OverQ introduces overwrite quantization, which lets outliers reuse nearby zeros to gain extra range or precision. A simple cascading mechanism expands coverage, and the design fits efficiently into systolic array accelerators.
With modest overhead, OverQ handles over 90% of outliers, improving ImageNet accuracy by up to 5% at 4 bits while adding only about 10% area per processing element.
Teaching
Course Development: MLSys Teaching Frameworks (Cornell ECE 5545)
Led development of user-friendly PyTorch frameworks for speech recognition model training, fine-tuning, quantization, and deployment.
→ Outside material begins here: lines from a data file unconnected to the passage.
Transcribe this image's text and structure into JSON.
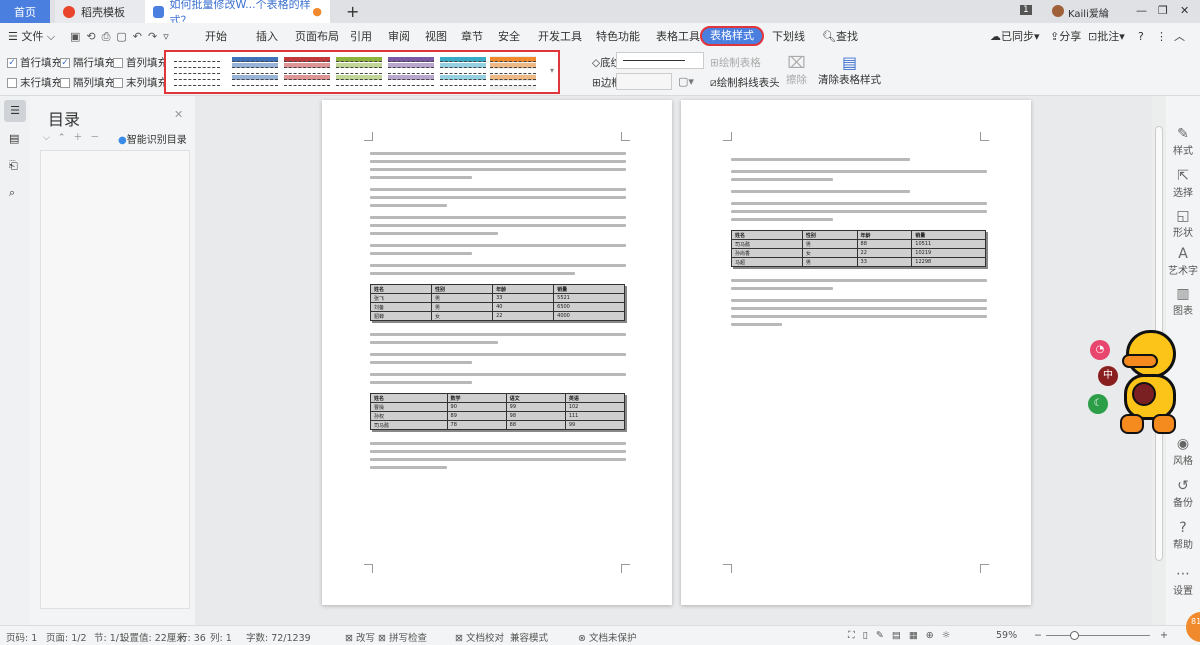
{
  "tabs": {
    "home": "首页",
    "template": "稻壳模板",
    "doc": "如何批量修改W...个表格的样式？",
    "new_tab": "+"
  },
  "window": {
    "badge": "1",
    "user": "Kaili爱綸",
    "minimize": "—",
    "restore": "❐",
    "close": "✕"
  },
  "menu": {
    "file": "文件",
    "items": [
      "开始",
      "插入",
      "页面布局",
      "引用",
      "审阅",
      "视图",
      "章节",
      "安全",
      "开发工具",
      "特色功能",
      "表格工具",
      "表格样式",
      "下划线"
    ],
    "search": "查找",
    "sync": "已同步",
    "share": "分享",
    "comment": "批注",
    "help": "?"
  },
  "ribbon": {
    "checks": [
      {
        "label": "首行填充",
        "checked": true
      },
      {
        "label": "隔行填充",
        "checked": true
      },
      {
        "label": "首列填充",
        "checked": false
      },
      {
        "label": "末行填充",
        "checked": false
      },
      {
        "label": "隔列填充",
        "checked": false
      },
      {
        "label": "末列填充",
        "checked": false
      }
    ],
    "styles": [
      {
        "color": "#ffffff"
      },
      {
        "color": "#3f72b8"
      },
      {
        "color": "#c0393b"
      },
      {
        "color": "#8db33e"
      },
      {
        "color": "#7b5aa3"
      },
      {
        "color": "#3aa9c6"
      },
      {
        "color": "#f08a2c"
      }
    ],
    "shading": "底纹",
    "border": "边框",
    "draw_table": "绘制表格",
    "draw_diagonal": "绘制斜线表头",
    "erase": "擦除",
    "clear_style": "清除表格样式"
  },
  "nav": {
    "title": "目录",
    "smart": "智能识别目录"
  },
  "doc": {
    "table1": [
      [
        "姓名",
        "性别",
        "年龄",
        "销量"
      ],
      [
        "张飞",
        "男",
        "33",
        "5521"
      ],
      [
        "刘备",
        "男",
        "40",
        "6500"
      ],
      [
        "貂蝉",
        "女",
        "22",
        "4000"
      ]
    ],
    "table2": [
      [
        "姓名",
        "数学",
        "语文",
        "英语"
      ],
      [
        "曹操",
        "90",
        "99",
        "102"
      ],
      [
        "孙权",
        "89",
        "98",
        "111"
      ],
      [
        "司马懿",
        "78",
        "88",
        "99"
      ]
    ],
    "table3": [
      [
        "姓名",
        "性别",
        "年龄",
        "销量"
      ],
      [
        "司马懿",
        "男",
        "88",
        "10511"
      ],
      [
        "孙尚香",
        "女",
        "22",
        "10219"
      ],
      [
        "马超",
        "男",
        "33",
        "12298"
      ]
    ]
  },
  "sidebar": [
    "样式",
    "选择",
    "形状",
    "艺术字",
    "图表",
    "风格",
    "备份",
    "帮助",
    "设置"
  ],
  "status": {
    "page": "页码: 1",
    "pages": "页面: 1/2",
    "section": "节: 1/1",
    "setting": "设置值: 22厘米",
    "row": "行: 36",
    "col": "列: 1",
    "words": "字数: 72/1239",
    "revise": "改写",
    "spell": "拼写检查",
    "proof": "文档校对",
    "compat": "兼容模式",
    "protect": "文档未保护",
    "zoom": "59%"
  },
  "accent": "#4a7fe0"
}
Wrote TVM tutorials and directed TinyML Keyword Spotting deployment on Arduino Nano 33 BLE.
Teaching Assistant
Served as Teaching Assistant for the following courses at Cornell:
- CS 1110: Introduction to Computing; CS 4/5780: Introduction to Machine Learning; CS 4/5410: Operating Systems; ECE 5755: Modern Computer Systems and Architecture
Technical Projects
Custom Compiler for x86-64
Led team of 3 to build complete compiler in Java targeting x86-64 assembly.
Implemented 12.5K lines of code with lexical analysis, semantic analysis, and optimization passes.
Sokoban Game Engine in OCaml
Designed and implemented a GUI-based Sokoban engine in OCaml using the Graphics Module, supporting interactive rendering and state management.
Extended with multiplayer synchronization, checkpointing, and rule-based constraints.
RISC-V Multicore Processor in Verilog
Implemented quad-core RISC-V processor in Verilog with pipelined execution, bypassing, and variable-latency ALU with iterative multiplier.
Designed memory subsystem and cache hierarchy (two-way set-associative).